Gonz’ Summit: Swiss Bliss in Lucerne

I’ve been heavily addicted to Chilly Gonzales’ music for almost ten years now. It’s my mood booster, pain killer, soul balm and sometimes it just triggers the sweet state of melancholia. If I lived in the US, they would have probably tried to make me go to rehab. I’m glad I’ve stuck to this drug, because its quality has never been better, its taste has never been more well-rounded and the effect has never been more immediate, long-lasting and impactful than today. And I have proof for this assertion: If you manage not only to sell out a concert hall like beautifully purist KKL in Lucerne, but also to make people jump off their seats and honor your performance with standing ovations in the middle of a show, you have finally made it. Even more, if that happens in Switzerland – Zwingliland!

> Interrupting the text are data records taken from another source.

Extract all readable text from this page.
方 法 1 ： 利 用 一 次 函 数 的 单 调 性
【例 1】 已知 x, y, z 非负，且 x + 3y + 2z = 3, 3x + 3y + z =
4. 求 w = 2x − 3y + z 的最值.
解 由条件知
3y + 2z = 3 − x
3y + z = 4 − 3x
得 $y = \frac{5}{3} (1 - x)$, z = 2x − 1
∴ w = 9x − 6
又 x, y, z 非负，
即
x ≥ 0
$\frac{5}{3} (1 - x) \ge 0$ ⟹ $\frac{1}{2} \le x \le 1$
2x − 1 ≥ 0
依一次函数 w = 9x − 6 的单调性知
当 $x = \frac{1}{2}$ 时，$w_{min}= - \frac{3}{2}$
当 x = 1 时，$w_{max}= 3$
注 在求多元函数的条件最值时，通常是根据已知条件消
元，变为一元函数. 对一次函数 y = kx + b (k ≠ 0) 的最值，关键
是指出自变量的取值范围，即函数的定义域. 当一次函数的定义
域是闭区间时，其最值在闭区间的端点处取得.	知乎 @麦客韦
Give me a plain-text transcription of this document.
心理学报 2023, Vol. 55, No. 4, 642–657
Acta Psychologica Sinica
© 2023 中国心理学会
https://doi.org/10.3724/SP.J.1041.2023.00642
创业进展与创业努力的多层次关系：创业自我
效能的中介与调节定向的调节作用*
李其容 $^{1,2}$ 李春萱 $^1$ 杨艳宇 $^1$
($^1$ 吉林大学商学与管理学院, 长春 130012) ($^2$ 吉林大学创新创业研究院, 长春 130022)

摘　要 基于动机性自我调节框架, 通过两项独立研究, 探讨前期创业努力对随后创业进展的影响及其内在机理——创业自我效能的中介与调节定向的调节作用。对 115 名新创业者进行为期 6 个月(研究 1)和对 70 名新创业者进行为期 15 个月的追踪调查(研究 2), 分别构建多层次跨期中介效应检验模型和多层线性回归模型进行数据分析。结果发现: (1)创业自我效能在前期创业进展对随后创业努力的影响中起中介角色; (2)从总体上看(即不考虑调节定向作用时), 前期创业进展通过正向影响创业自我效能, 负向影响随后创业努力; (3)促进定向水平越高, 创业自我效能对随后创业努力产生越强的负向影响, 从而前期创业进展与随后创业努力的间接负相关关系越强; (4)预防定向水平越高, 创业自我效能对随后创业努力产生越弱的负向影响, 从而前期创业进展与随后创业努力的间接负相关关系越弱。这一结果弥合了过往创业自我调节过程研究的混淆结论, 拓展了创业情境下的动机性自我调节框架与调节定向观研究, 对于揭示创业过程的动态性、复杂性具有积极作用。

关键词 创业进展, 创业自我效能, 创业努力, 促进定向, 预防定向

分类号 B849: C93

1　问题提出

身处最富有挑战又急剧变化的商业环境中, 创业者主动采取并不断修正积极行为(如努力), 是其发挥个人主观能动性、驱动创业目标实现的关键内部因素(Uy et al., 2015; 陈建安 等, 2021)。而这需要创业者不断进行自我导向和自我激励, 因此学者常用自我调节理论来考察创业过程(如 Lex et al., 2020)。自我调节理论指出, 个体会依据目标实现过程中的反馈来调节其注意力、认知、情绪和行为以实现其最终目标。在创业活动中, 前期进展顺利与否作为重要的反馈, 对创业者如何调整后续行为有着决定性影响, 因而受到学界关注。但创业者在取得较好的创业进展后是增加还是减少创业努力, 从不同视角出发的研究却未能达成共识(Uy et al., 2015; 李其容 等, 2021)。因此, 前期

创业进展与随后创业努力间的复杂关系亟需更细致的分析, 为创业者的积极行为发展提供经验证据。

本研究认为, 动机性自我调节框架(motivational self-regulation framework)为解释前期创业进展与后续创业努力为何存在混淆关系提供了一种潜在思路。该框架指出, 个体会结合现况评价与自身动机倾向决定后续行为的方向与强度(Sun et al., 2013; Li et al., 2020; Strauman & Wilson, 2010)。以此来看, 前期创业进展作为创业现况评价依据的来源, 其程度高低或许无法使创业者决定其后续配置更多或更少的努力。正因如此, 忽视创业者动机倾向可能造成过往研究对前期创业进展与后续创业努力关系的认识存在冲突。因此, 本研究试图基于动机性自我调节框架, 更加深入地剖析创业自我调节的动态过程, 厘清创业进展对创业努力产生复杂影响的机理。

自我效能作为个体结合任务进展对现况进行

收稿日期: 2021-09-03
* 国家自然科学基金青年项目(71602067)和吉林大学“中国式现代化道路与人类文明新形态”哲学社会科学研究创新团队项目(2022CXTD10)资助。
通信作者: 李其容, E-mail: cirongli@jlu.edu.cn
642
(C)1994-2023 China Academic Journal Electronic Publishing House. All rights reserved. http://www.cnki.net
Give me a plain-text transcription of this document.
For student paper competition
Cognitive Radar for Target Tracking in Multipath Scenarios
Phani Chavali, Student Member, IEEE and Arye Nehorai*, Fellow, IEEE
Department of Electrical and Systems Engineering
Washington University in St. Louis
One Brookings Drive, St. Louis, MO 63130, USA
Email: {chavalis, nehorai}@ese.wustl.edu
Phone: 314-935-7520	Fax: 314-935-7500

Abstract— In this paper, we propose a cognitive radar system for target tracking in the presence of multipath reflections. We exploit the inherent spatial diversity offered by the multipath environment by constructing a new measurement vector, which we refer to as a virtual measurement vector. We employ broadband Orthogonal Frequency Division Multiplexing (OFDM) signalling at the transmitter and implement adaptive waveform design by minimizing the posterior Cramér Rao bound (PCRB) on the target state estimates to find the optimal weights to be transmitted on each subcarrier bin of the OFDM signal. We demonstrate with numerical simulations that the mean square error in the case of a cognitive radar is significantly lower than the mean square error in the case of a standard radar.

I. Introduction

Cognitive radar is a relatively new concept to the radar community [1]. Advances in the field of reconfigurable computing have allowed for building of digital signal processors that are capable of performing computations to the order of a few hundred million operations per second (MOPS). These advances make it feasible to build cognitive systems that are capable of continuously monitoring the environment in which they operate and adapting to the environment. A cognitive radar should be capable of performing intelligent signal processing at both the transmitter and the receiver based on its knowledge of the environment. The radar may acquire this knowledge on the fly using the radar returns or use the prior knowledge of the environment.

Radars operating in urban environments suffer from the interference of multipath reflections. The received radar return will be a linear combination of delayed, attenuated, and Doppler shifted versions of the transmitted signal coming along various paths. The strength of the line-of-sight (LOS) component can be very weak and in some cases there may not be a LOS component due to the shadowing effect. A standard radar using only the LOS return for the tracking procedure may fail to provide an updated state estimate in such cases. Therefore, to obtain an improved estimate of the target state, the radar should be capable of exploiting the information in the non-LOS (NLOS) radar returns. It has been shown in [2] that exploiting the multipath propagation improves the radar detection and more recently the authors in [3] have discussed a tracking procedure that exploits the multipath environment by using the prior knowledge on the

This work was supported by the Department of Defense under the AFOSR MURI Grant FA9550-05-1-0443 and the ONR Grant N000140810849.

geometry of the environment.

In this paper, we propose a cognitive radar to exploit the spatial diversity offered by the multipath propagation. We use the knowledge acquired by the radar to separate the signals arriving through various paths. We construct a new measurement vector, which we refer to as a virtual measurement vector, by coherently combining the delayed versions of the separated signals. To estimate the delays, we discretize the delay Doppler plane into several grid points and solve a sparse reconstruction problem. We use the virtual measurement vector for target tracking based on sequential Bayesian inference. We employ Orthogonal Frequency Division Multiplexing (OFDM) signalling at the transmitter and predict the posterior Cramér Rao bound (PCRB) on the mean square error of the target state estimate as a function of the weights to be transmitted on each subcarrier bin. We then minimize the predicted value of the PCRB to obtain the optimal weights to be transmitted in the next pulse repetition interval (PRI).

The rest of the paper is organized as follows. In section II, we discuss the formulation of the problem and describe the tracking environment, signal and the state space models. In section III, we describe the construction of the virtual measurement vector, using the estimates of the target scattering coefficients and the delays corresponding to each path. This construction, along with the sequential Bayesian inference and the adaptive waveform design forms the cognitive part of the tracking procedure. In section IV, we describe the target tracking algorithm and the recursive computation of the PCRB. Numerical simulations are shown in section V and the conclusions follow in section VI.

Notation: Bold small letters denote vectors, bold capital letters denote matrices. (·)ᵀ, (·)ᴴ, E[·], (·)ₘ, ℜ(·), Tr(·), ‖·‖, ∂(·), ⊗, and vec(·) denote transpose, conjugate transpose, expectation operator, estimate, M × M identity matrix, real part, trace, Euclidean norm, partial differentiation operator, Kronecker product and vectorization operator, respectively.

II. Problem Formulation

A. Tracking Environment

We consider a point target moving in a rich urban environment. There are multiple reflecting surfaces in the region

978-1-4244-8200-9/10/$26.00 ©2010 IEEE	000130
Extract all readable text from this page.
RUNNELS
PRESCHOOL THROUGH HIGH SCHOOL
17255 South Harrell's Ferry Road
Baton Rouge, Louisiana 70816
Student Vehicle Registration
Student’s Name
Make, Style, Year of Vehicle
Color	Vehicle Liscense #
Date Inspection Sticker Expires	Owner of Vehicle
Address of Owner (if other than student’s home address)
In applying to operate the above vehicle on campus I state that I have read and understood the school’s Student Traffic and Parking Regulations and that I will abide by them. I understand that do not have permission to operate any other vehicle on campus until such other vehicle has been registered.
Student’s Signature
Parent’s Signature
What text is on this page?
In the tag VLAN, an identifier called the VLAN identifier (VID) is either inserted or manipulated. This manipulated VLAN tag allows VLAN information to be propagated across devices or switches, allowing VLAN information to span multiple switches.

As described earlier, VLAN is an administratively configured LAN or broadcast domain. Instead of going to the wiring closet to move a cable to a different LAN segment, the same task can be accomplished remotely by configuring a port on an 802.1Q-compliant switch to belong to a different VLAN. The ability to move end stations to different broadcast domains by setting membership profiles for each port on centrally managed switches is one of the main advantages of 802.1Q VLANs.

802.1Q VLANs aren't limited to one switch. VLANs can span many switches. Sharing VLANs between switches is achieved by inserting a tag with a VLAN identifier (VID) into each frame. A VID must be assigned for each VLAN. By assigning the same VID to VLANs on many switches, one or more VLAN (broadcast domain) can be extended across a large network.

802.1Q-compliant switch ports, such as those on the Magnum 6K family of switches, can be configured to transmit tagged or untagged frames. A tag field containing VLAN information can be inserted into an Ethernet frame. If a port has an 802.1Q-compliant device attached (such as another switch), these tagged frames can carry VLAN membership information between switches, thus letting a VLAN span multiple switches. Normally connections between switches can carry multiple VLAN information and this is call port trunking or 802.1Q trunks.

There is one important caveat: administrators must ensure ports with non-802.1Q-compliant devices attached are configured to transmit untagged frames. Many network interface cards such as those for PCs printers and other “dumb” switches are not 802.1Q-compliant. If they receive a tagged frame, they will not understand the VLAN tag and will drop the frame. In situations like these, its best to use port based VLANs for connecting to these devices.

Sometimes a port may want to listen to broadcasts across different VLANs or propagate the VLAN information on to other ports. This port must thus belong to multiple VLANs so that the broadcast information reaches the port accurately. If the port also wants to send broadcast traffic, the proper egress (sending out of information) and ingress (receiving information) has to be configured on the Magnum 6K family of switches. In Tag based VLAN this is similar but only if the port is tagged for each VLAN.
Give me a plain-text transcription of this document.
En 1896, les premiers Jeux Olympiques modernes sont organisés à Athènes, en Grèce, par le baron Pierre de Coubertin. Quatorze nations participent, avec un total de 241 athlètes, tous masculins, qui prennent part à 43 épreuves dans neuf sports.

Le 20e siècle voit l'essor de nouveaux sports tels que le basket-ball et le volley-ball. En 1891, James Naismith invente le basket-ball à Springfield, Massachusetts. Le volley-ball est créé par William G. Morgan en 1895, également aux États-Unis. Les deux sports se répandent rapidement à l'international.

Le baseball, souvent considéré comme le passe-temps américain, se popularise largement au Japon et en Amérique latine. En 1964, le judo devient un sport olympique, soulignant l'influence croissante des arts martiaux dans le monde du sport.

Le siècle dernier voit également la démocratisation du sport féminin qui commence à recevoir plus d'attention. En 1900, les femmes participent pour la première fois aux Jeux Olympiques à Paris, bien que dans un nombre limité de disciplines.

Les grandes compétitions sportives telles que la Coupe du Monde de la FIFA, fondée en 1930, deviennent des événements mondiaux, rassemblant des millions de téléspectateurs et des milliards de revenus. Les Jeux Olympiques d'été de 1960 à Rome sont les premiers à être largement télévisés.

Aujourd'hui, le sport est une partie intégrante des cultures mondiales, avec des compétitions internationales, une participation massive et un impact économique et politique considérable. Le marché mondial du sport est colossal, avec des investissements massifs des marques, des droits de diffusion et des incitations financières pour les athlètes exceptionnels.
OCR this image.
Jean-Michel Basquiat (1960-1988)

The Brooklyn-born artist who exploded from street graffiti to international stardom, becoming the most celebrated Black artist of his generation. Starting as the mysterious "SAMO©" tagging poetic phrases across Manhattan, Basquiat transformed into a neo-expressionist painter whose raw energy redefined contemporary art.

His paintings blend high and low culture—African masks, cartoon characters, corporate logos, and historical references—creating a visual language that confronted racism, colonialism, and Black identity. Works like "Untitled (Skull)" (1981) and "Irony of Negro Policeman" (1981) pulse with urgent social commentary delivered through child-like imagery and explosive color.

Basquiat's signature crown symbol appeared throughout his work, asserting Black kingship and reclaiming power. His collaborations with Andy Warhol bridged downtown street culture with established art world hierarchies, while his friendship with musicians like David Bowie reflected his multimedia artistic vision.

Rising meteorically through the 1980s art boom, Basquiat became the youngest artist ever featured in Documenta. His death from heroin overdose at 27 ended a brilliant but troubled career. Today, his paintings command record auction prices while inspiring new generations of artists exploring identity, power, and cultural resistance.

Zwingli, the guy who became the spiritual father of Calvin and also abandoned music from churches. The land, where I sit at my office desk holding back jokes, checking them inwardly for appropriacy and only cracking every 5th accordingly.  Where emotions are considered a private matter to be held back and be experienced and handled discretely. Where consent is key. Where the amount of applause is usually delivered in polite doses. And along comes this tall, expressive individualist in a dressing gown. Remedy.

Over the course of time, he has tried almost everything. Electronic music, rap, solo piano, orchestral rap – and today he tours with the Kaiser Quartett. A classical chamber music set-up, which may be the most intimate, soulful and authentic arrangement. Five scores performing as one with room for interpretation and space for each member’s solo ambitions. This makes the formation in some respects so much more attractive than an orchestra. The latter might provide more power, but in the end it’s a huge number of instruments acting as one massive machine strictly in time with the conductor’s baton. When Chilly Gonzales played with and rapped over the BBC Symphony Orchestra in London a few years ago, it was an impressive, one-of-a-kind event. Still, an orchestra remains somewhat phlegmatic. Even though he successfully made all efforts to set the entire hall in motion.

My point is this: It seems as if Chilly Gonzales has found the elixir of his oeuvre. There is still the prankster, the entertainist, the rapper, the solo pianist, the megalomaniac, the doubtist, the Bee Gee-ist, the classically trained instrumentalist, the ironist, and the witty wordplayist, but finally all these personae play well together on stage creating something unheard, unique and captivating. The shows of today contain all elements of past shows, yet elevated to new heights and harmony. Making more sense than ever, being more elaborate and trenchant than ever. They are a demonstration of the fact that everything we hear today roots back to classical music. It is a dedication and bow to the heritage of Brahms and Beethoven, but at the same time absolutely contemporary. De-contrasting old and new. Turning chamber music into something instantly accessible to modern ears. His way with words, wittiness, and sense of humour ultimately unifies the alphabet with scales.

From Berlin’s underground clubs to the Parisian bohemian salons and on to the prestigious concert halls – it was a long road on the one hand, but a very steady and logical one on the other. Even if that wasn’t always tangible from an outer perspective. I was lucky enough to witness the “re-birth” of Chilly Gonzales when he was beating his inner self after playing 27 hours straight in the old charming cinema Ciné 13 leaving his “Soft Power” experiences behind and sensing new chapters of life to come and to be written. Lucky him (or shall I say “fuck luck”?), he is fluent in the Esperanto of the soul: music. So in the end, it is totally consistent and natural that what he has to say, speaks to everyone. Even in Switzerland.